Elin mengetikkan sebuah kontak di layar ponsel sang perawat. Ia tidak bisa bekerja hari ini dan ia harus memberi kabar pada Galang, atasannya. Ponselnya belum ditemukan, entah bagaimana nasib barang-barangnya yang ada di mobil saat kecelakaan kemarin, ia tak tahu.
"Boleh saya pakai telepon sebentar, Sus?" tanya Elin meminta izin.
"Ya. Silakan." Perawat itu tersenyum sembari mengganti infus milik pasien.
"Terima kasih." Elin pun menekan tombol panggil pada nomor Galang. Beruntung, ia mengingat jelas nomor kontak Galang jadi ia bisa segera menghubunginya.
"Halo, siapa ini?"
"Ini Elin, Pak." Elin menggigit bibirnya. Ia selalu merasa aneh ketika memanggil Galang dengan sebutan Pak karena mereka hanya berbeda beberapa tahun.

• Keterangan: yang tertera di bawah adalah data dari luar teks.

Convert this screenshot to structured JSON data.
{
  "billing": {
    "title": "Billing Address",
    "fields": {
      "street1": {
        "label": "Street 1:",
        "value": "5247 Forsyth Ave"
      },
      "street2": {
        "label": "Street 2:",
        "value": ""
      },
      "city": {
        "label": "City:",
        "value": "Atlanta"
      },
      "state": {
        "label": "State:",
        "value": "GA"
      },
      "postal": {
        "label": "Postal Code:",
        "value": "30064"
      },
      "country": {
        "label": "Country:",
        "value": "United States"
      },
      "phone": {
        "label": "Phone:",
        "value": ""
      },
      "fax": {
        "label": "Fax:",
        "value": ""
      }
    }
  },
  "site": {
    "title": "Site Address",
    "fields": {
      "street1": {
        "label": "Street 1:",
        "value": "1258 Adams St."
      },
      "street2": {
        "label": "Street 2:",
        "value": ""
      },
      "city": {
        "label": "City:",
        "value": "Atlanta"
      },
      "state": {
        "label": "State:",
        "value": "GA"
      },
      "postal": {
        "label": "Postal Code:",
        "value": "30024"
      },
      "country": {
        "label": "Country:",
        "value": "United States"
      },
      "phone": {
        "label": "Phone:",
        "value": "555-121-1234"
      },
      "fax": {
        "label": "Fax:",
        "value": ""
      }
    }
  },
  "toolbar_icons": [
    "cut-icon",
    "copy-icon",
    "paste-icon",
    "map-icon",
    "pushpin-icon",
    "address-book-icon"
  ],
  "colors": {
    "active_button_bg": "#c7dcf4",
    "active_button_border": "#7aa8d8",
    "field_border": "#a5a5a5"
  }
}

"Oh, Elin? Kamu ganti nomor baru? Kenapa kamu tidak masuk hari ini?"
"Maaf. Kemarin siang saya mengalami kecelakaan. Jadi saya tidak bisa masuk hari ini."
"Kamu kecelakaan? Di mana? Bagaimana keadaan kamu? Kamu di rumah sakit mana?" tanya Galang dengan nada khawatir.
"Saya nggak papa, Pak. Tangan saya luka sedikit kena gores, selebihnya saya baik-baik saja. Saya mau minta izin beberapa hari tidak masuk, Pak. Naskahnya bakal saya kerjakan di rumah," kata Elin. Ia tidak hanya sakit, ia juga sedang berduka karena bayi Sinta meninggal dunia.
"Kamu di mana? Saya datang sebentar lagi."
"Ehm, saya beneran nggak papa. Bapak nggak usah ke sini," kata Elin tak enak hati.
"Elin, saya khawatir sama kamu. Saya sedang di luar. Kamu sudah makan? Ada yang jaga kamu di sana?"
Elin kembali menggigit bibirnya. Ia sendirian. Tak ada yang menemaninya, tetapi ia juga tidak butuh. Toh, ia hanya sakit sedikit, pikirnya.
"Bilang sama saya. Kamu di rumah sakit mana?" tanya Galang dengan nada menuntut.
"Rumah Sakit Medika Utama, Pak. Saya di bangsal Melati kamar nomor 14," jawab Elin seraya membaca nomor kamarnya yang tertera di dekat pintu masuk.
"Oke. Kamu tunggu di sana. Kamu sudah makan?"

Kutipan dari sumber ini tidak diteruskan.